2. Realistically the chance to trade Sheldon Richardson probably begins March 9, 2017 and ends April 27, 2017. If no trade is done by then trading Richardson before he hits free agency becomes problematic.
3. If no trade for Richardson is worked out he will have to be franchised or a long term deal will have to be worked out. Given Richardson's disappointing 2016 season and his often stated desire for a mega contract, a long term deal will not be easy to work out, nor is it necessarily desirable.
4. If the Jets franchise Richardson like they did with Wilkerson then by March of 2018 the Jets will be carrying Richardson and Wilkerson at a whopping $38 million cap hit going into 2018 free agency, something the Jets likely will not want to do.
5. Given all of the above the most realistic scenario is that Richardson will be traded sometime between March 9 and April 27, 2017. Waiting past April 27, 2017 to make a decision on Richardson risks painting the Jets into a corner. There will be zero trade value for Wilkerson until well into the 2017 season at the earliest, and if Wilkerson plays well enough to generate trade interest the Jets will probably prefer to retain him.
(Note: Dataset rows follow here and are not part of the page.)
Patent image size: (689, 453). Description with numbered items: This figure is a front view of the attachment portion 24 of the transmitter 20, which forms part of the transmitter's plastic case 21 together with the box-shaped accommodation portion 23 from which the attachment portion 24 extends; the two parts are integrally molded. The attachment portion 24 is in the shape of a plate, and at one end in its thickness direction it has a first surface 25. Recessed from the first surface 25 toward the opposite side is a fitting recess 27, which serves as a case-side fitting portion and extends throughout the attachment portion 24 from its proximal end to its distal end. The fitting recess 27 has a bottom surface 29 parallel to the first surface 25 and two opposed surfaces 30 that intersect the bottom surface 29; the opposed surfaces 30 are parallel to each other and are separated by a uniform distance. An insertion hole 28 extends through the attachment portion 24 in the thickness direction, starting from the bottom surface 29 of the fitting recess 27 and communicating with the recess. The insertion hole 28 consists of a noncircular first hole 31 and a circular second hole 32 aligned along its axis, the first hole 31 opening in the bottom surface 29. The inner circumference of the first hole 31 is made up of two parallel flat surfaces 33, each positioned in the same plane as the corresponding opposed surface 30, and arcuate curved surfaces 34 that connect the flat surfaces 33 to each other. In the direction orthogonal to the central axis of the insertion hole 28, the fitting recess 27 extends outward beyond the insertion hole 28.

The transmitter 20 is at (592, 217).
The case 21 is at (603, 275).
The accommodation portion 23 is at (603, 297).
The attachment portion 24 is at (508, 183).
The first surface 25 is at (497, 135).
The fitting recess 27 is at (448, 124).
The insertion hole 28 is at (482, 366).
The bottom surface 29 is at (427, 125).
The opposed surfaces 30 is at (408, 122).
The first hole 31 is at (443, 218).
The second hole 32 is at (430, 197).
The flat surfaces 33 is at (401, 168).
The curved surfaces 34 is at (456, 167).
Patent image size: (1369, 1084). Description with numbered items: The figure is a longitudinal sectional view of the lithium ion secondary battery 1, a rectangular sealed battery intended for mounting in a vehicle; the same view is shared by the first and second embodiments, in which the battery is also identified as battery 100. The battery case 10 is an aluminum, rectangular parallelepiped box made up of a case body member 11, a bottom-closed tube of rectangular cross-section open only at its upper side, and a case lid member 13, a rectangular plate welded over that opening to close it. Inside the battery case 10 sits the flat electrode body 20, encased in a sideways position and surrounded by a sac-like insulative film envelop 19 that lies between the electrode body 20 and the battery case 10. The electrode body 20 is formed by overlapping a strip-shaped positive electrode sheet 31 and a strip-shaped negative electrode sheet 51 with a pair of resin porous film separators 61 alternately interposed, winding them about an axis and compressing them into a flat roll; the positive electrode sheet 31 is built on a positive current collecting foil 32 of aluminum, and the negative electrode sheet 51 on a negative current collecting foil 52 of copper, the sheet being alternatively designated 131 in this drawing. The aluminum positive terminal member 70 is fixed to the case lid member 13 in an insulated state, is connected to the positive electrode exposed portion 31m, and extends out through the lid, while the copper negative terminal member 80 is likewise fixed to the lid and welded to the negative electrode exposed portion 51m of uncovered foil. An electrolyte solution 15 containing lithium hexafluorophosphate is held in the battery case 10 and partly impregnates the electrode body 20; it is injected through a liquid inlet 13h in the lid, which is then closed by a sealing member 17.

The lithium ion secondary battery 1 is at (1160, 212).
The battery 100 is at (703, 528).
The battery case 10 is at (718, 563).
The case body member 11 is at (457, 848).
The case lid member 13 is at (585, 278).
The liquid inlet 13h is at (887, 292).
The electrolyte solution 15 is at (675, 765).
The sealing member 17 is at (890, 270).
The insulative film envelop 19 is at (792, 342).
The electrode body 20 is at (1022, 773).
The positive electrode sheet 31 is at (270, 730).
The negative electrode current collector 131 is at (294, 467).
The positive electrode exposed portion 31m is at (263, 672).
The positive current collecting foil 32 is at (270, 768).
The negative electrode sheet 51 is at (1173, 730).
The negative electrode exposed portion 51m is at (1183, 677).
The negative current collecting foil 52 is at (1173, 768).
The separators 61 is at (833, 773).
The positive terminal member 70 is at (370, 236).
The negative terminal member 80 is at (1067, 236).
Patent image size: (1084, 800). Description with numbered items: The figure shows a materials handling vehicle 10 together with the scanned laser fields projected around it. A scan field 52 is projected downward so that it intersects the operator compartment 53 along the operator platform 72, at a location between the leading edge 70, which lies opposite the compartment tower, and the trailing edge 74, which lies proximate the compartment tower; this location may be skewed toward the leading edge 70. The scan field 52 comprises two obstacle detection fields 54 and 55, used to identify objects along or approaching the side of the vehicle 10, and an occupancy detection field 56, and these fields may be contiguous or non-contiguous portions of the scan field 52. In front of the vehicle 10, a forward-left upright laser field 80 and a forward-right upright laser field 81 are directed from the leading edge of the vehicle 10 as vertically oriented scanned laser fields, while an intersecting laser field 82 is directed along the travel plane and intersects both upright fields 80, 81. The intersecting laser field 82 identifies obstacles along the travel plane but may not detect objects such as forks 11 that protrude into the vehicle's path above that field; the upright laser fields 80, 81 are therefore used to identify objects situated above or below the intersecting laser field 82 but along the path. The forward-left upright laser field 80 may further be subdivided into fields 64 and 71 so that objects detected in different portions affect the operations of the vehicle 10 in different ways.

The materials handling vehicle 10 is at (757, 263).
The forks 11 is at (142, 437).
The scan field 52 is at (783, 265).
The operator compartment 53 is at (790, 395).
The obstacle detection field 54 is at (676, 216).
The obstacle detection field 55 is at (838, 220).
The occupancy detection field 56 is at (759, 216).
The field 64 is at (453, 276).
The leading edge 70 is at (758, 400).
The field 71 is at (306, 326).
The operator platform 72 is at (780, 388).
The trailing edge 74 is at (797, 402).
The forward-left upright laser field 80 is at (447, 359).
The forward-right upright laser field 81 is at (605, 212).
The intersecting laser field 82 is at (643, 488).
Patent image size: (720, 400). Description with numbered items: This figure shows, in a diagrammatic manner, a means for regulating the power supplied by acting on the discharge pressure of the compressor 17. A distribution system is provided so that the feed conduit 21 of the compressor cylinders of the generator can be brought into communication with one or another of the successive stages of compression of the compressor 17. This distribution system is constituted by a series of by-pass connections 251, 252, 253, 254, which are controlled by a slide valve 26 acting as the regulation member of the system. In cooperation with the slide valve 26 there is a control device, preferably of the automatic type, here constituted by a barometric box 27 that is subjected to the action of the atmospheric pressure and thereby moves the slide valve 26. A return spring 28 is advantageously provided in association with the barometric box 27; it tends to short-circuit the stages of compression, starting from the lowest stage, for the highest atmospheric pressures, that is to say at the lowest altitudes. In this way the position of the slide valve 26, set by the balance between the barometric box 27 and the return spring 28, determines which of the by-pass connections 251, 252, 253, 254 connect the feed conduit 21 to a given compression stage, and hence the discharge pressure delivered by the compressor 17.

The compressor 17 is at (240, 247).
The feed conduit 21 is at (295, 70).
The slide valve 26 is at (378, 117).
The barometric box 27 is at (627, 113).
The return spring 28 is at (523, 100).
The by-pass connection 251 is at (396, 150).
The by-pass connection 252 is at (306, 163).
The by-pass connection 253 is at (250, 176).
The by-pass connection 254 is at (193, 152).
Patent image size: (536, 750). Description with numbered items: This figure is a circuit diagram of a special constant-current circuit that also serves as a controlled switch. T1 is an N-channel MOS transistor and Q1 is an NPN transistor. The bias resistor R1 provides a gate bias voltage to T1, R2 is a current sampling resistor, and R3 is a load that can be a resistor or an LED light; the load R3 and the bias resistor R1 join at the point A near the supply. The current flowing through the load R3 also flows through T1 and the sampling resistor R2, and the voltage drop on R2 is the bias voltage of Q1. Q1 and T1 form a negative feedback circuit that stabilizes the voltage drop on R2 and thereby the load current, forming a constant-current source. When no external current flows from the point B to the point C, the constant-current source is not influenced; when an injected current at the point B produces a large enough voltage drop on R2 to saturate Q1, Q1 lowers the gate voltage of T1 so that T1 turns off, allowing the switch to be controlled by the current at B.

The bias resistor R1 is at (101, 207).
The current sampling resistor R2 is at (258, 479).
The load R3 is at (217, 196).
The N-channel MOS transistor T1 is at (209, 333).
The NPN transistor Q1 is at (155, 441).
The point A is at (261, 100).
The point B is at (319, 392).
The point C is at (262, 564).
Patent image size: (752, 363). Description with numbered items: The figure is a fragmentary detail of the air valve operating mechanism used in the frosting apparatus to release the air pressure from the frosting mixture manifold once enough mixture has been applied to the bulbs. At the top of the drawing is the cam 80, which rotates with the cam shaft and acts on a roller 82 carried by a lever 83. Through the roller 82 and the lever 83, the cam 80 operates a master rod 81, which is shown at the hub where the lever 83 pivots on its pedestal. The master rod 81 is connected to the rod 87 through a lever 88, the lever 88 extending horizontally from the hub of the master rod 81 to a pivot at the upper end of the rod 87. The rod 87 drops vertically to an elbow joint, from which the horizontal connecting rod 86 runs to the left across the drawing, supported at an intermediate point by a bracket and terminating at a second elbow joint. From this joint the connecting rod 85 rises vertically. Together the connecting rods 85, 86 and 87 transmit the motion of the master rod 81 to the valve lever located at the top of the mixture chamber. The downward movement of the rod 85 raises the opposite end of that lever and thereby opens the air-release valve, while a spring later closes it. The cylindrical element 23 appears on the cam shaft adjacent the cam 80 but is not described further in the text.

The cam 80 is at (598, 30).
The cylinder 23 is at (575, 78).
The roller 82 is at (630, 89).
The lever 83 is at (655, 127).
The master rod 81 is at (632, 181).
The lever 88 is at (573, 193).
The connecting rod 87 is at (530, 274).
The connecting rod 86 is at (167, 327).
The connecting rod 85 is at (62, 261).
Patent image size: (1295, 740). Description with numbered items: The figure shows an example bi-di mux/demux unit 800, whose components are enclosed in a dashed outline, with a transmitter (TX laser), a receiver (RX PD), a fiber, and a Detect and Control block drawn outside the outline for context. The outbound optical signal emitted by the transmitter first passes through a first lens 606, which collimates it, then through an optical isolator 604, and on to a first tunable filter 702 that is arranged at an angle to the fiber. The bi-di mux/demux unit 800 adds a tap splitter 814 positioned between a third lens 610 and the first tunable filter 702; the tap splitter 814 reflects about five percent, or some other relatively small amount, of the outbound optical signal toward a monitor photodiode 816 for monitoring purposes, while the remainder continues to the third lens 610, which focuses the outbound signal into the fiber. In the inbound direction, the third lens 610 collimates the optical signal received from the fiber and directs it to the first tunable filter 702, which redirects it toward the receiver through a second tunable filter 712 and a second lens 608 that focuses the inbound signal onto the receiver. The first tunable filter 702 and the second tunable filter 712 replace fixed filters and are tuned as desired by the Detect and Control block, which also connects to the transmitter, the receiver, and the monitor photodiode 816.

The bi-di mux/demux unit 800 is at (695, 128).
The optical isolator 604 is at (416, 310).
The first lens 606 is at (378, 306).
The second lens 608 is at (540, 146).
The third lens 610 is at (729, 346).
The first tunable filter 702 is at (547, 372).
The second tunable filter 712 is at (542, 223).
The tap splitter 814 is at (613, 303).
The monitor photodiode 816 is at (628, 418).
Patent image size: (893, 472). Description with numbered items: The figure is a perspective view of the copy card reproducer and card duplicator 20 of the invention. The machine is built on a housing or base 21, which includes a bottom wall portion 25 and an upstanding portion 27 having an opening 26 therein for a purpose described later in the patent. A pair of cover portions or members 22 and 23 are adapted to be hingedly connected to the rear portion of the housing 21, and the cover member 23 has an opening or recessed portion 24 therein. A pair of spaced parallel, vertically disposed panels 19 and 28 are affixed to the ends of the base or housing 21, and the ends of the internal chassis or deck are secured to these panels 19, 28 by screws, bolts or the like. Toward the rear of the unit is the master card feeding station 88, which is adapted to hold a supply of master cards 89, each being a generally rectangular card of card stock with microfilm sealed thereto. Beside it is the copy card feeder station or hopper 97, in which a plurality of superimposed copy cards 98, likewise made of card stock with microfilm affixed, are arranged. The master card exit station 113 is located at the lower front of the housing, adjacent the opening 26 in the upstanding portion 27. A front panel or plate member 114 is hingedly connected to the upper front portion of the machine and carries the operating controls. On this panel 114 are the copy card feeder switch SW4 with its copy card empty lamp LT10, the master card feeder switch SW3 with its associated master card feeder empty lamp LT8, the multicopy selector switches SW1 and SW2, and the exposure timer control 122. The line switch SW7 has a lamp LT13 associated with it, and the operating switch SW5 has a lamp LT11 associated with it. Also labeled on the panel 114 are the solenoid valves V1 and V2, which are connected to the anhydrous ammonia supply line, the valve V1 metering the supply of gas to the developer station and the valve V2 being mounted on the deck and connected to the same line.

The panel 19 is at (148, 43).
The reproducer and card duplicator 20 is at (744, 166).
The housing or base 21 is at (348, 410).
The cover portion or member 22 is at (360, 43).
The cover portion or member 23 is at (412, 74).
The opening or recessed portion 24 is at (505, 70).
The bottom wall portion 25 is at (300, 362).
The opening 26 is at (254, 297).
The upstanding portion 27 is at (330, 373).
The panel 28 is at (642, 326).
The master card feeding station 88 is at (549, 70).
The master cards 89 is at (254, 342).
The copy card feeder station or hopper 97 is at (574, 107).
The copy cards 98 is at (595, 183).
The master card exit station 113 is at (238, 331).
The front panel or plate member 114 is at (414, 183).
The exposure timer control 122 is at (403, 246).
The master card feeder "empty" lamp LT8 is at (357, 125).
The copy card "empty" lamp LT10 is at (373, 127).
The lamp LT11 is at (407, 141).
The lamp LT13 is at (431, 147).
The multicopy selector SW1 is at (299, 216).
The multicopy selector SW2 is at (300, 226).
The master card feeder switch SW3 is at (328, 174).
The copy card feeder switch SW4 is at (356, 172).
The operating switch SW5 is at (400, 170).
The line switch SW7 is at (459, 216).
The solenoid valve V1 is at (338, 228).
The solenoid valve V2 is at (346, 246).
As a result, Wilkerson is largely untradeable. If no trade for Richardson develops by the 2017 trade deadline, then the Jets will be crippled in free agency 2018 by the combined weight of Wilkerson's and Richardson's cap hits.
6. The Jets could simply cut Wilkerson on March 9, 2018, and will likely do so if he does not return to Pro Bowl form in 2017. If they do so, however, without first working out a long term contract with Richardson, it is possible the Jets will then end up with no Wilkerson in 2018, $9 million in dead money from Wilkerson's contract in 2018, a disgruntled Richardson playing under the franchise tag in 2018, and neither Wilkerson nor Richardson on the team by 2019.
7. Just to complete the picture, Leonard Williams' 5th year option will undoubtedly be exercised by the Jets after the 2017 season for the 2019 season. Since Williams was a top 10 draft pick his option will be more expensive than Richardson's. Currently that option for Williams in the 2019 season is projected to be somewhere in the neighborhood of $13 million.
It is a pretty tangled web the Jets have woven with their underperforming defensive line. The next year and a half will be very interesting to see what decisions they make.